5 thoughts on “Diagnosis and Testing for Allergies:

  1. Wow, one of the links finally worked! Clicking on the link you left on the PGR post leads to a “page not found” message for me.

    I am still quite confused as to what exactly you disagree with in my article. The four methods of allergy testing I discussed were skin prick testing, physician-supervised elimination and reintroduction of the food, IgE blood tests, and double-blind placebo-controlled food challenges.

    Which of those four testing methods are you referring to as not being scientifically accepted?

    Of course I am not recommending that any patient try to interpret test results without help from a doctor. But what is our recourse when we do not have access to good doctors?

    I am arguing that we need more and better research, and better treatment from doctors. The only way we can get that is by promoting awareness, raising funds, and working for change. I would hope that both doctors and lay people could be involved in that.

    Again, if there are any factual errors in my articles I would be happy to correct them if someone can specifically point them out.
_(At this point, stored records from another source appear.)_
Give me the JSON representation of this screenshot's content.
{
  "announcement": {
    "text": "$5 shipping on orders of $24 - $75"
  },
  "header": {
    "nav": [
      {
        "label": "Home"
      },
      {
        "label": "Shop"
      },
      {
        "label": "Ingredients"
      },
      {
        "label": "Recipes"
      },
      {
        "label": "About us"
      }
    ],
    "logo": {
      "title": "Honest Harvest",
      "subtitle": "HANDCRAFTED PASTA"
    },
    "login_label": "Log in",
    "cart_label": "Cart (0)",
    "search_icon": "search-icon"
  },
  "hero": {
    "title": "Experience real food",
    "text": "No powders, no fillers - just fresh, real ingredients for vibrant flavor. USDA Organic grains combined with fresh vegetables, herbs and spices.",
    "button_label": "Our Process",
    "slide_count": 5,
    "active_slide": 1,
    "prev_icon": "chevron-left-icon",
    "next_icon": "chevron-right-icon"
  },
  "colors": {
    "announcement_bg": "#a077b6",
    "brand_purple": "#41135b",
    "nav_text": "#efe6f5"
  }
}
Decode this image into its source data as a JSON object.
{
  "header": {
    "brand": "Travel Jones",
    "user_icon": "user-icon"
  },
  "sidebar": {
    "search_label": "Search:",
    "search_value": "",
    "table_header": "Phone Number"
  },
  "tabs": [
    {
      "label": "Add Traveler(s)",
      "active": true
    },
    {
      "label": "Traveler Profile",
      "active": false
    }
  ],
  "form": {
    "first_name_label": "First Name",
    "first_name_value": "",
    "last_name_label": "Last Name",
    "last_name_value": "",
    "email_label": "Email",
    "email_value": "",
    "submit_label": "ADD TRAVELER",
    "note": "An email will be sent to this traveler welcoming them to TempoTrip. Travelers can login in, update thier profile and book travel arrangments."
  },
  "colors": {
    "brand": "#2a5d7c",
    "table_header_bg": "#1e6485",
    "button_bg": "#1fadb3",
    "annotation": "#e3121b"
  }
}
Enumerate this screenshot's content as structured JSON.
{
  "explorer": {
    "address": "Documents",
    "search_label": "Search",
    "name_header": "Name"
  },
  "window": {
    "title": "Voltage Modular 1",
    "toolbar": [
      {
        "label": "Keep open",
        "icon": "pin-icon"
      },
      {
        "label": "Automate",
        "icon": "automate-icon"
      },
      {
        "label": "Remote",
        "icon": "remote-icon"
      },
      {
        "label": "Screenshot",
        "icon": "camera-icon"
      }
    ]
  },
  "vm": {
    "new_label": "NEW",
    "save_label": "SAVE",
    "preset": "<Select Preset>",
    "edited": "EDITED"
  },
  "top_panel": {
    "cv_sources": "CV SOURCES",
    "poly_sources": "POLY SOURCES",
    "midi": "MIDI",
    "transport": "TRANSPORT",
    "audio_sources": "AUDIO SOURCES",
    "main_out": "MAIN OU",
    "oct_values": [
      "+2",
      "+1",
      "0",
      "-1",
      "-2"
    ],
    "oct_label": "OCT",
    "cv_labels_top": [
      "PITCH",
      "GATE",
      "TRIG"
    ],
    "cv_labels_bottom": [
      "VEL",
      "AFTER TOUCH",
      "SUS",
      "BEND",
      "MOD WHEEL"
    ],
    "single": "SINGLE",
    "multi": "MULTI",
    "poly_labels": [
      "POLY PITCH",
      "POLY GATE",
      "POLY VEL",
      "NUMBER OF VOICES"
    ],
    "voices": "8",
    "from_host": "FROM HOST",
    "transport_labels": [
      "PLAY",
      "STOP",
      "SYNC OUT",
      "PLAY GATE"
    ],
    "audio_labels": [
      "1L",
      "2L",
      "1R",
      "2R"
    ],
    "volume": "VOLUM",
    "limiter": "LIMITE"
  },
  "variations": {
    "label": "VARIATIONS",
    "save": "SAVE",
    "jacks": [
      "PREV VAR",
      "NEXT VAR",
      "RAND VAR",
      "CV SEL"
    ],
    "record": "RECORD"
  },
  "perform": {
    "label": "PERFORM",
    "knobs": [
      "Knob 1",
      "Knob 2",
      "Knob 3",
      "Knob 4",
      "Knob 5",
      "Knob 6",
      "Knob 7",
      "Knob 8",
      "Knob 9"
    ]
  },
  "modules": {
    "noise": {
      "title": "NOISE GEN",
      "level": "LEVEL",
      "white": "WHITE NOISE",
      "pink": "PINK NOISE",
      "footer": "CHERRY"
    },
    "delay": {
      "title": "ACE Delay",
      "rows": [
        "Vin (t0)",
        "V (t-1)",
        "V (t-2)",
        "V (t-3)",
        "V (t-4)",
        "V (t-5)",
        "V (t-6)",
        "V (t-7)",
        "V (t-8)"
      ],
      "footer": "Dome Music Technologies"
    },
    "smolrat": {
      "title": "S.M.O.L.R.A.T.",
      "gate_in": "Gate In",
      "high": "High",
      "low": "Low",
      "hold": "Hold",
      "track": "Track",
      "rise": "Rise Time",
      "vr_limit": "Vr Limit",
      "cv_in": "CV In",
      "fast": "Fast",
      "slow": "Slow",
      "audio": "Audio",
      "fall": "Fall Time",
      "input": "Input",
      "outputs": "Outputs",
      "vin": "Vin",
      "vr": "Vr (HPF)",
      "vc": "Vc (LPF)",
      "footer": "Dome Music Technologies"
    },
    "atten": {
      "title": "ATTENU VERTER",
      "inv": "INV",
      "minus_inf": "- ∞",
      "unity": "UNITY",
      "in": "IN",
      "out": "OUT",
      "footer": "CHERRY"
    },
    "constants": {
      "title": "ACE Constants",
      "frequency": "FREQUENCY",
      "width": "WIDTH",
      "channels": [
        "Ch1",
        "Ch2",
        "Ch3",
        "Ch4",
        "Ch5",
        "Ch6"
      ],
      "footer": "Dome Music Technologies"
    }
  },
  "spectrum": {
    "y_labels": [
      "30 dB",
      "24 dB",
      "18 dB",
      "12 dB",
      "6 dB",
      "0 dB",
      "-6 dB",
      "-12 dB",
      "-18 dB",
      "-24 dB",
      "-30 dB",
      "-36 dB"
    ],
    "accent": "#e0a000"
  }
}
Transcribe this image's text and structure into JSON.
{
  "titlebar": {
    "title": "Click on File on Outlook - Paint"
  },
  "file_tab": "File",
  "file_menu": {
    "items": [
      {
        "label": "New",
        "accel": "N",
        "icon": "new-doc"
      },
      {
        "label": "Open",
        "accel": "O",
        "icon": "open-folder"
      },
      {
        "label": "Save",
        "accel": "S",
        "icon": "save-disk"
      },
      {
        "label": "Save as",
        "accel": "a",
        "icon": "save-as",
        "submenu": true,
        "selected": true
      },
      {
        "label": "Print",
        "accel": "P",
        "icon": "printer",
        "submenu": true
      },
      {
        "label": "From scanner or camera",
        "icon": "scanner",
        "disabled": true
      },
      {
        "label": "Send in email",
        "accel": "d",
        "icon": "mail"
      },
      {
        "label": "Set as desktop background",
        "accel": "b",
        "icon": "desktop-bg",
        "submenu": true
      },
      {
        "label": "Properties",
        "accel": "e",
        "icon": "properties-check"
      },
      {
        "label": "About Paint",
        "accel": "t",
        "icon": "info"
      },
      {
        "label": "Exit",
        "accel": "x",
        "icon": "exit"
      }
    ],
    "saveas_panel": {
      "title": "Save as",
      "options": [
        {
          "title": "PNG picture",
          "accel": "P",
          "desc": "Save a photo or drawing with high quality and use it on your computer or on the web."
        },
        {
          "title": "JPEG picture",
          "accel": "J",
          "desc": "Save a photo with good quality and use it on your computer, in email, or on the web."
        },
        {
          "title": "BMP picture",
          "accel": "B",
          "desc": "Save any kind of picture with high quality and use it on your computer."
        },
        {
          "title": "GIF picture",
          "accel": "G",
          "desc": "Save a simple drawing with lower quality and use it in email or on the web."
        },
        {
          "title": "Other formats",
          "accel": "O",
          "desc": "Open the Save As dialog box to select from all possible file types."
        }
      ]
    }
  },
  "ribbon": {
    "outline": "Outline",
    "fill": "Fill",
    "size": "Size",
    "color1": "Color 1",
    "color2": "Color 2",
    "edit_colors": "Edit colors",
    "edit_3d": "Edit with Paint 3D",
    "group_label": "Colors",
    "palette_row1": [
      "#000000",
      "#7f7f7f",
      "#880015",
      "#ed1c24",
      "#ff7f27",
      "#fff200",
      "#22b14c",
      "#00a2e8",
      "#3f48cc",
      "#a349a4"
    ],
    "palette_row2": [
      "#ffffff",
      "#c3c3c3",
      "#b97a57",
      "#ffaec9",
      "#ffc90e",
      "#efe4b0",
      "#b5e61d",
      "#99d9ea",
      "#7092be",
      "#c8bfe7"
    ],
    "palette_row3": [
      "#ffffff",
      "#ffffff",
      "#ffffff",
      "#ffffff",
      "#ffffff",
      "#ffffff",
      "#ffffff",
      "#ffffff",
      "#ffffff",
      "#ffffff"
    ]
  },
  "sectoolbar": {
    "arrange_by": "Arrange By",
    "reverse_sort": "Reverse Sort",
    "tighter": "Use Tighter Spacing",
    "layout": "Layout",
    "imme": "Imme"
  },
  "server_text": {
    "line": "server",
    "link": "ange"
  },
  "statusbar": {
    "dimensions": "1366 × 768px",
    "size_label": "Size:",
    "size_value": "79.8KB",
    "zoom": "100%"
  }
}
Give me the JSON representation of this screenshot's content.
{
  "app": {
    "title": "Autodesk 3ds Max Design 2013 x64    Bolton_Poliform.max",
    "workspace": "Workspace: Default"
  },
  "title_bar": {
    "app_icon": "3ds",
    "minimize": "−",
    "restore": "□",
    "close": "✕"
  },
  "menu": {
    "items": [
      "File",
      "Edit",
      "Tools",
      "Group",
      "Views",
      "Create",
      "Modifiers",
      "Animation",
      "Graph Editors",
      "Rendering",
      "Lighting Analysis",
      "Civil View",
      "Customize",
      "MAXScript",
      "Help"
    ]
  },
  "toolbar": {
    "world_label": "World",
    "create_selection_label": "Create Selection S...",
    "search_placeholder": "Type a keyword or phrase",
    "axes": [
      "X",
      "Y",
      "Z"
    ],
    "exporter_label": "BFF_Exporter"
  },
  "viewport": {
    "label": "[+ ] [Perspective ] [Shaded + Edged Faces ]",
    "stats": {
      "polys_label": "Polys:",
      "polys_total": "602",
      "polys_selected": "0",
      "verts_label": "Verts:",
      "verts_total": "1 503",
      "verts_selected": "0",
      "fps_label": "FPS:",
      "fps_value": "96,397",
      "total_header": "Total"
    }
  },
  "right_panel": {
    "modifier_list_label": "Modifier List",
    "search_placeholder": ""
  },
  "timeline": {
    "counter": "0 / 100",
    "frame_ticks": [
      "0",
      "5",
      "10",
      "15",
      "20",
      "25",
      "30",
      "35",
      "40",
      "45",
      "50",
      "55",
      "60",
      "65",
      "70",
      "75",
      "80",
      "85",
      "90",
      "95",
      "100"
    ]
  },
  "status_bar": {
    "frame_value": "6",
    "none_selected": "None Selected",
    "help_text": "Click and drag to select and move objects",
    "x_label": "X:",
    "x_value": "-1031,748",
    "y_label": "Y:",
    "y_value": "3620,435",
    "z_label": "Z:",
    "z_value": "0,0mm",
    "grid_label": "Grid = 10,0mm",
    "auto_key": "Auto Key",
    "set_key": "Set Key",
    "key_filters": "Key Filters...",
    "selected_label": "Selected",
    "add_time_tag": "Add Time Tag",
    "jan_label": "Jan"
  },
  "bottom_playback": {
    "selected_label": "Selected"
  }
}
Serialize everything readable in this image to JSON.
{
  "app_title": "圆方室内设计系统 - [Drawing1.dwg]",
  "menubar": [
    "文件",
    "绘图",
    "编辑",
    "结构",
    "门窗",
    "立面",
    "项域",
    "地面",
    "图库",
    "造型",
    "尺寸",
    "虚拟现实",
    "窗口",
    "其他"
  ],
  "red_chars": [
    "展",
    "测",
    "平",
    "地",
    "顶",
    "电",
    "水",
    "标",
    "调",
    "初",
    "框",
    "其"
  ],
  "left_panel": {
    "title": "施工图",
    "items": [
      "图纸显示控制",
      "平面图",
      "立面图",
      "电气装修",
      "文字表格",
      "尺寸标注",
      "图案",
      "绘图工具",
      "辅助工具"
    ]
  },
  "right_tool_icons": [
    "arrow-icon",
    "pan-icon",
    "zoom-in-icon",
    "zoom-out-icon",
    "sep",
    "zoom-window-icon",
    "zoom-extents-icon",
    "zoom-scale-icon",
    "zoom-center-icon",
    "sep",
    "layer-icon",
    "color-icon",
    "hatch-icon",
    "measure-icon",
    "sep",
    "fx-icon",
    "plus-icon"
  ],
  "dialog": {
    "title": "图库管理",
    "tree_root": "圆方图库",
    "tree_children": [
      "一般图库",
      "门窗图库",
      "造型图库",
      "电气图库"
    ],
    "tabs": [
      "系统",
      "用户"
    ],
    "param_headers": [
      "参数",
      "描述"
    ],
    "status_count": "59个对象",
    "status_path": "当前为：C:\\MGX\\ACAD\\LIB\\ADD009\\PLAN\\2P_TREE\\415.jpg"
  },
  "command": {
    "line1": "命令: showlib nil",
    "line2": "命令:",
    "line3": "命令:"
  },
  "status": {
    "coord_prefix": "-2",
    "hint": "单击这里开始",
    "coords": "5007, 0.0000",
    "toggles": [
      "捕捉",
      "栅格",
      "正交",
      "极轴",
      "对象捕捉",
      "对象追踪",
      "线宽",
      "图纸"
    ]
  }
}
  2. The page you linked to in PGR is chock full of inaccuracies and the link to studies that do not support the points you are trying to make and reveal a lack of understanding of the important medical issues that you make statements about, for example:

    1) You state that”Even life-threatening anaphylactic reactions are likely to be discounted or misdiagnosed.”, and then you link to a study that in fact states that epinephrine is underused in the ER in the treatment of anaphylaxis and does not talk at all about misdiagnosis or underdiagnosis of anaphylaxis.

    2) You state that
    “Many doctors believe that IgE testing is the only accurate way to diagnose allergies. However, such tests are not always accurate.” and then you link to a Pubmed page that does not say this at all, but at most states that the “accuracy of these tests may vary”, which is a far cry from saying that they are not accurate. In fact, the accuracy of skin and RAST tests range from 80-95% when interpreted appropriately.

    3) You state that the sensitivity and reliability of skin tests is as low as 15% but then link to a study comparing atopy patch testing and food skin testing in patients with eczema, which is not always an IgE mediated disease (unlike, asthma, anaphylaxis, and rhinitis). Again, this reveals a lack of understanding of basic allergic mechanisms.

    It is dangerous and irresponsible to make statements about medical issues that you do not fully understand. I suggest you take your own advice and increase your education and awareness about basic allergy issues before making such pronouncements.